HIFが製造した合成燃料

 出光興産は5日、南米・北米・豪州で合成燃料を製造するHIFグローバルと日本国内で合成燃料を実用化して普及するため戦略的パートナーシップを締結することで基本合意したと発表した。海外で製造した合成燃料の調達や、国内外での合成燃料製造設備への共同出資などを検討していく。

 出光興産は、カーボンニュートラル(温室効果ガス排出実質ゼロ)達成に向けて合成燃料の実用化を検討しており、今年1月にHIFのチリ南部にある合成燃料の実証試験プラントを視察するとともに、提携を協議してきた。合成燃料の早期の社会実装を図るため、戦略的パートナーシップを結ぶことで基本合意した。両社は海外プロジェクトから合成燃料を調達するとともに、日本市場向けに供給することや、国内外での合成燃料製造設備への共同出資、国内で回収した二酸化炭素(CO2)の輸送と活用などで連携することを検討する。

 合成燃料は、水素と大気中のCO2を合成する液体燃料。

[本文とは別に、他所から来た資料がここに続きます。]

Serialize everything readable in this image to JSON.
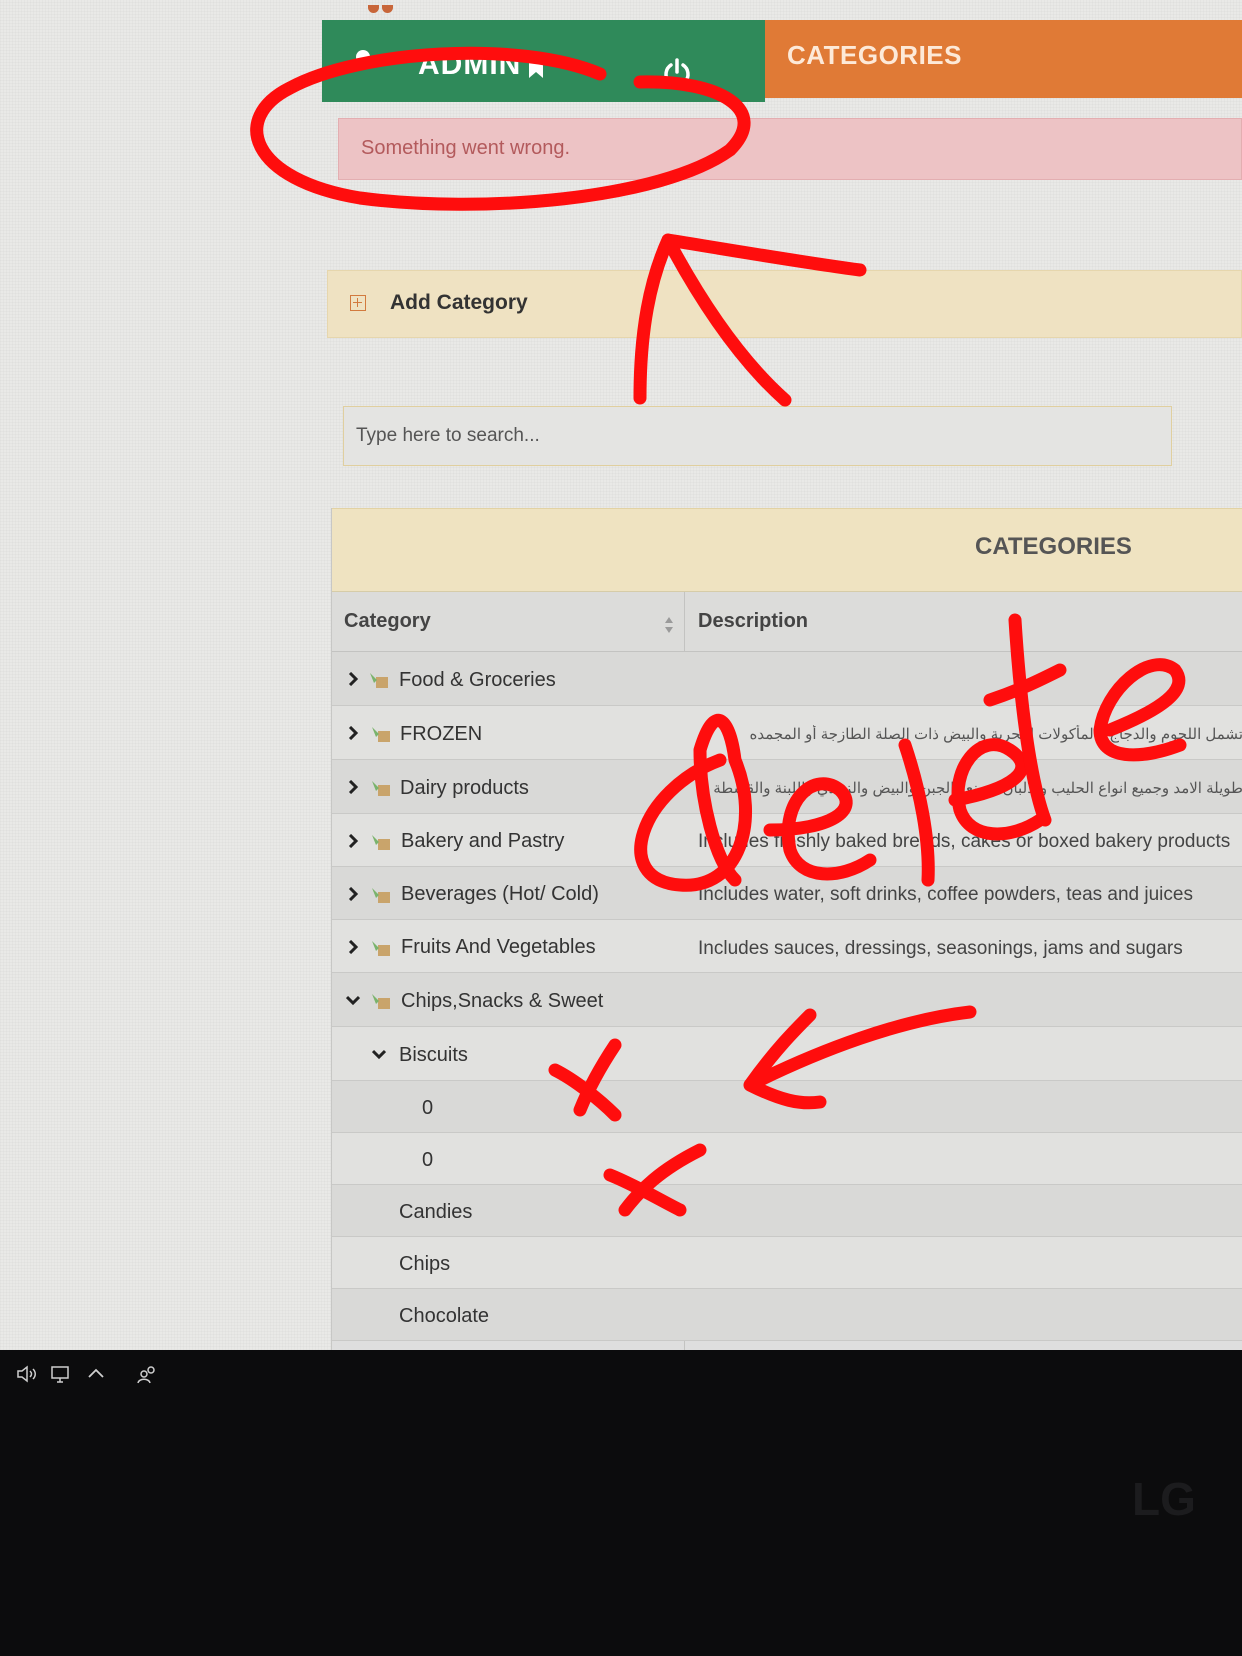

再生可能エネルギーを活用して生産すれば、内燃機関や既存の石油系燃料供給インフラをそのまま活用できるカーボンニュートラル燃料となることから実用化が期待されている。

 HIFはフォルクスワーゲン(VW)グループのポルシェなども出資する合成燃料のリーディング企業。昨年12月にチリに設けた実証プラントで、合成燃料の生産に成功し、米国テキサス州と豪州タスマニア州に商業生産するプラントを建設する予定。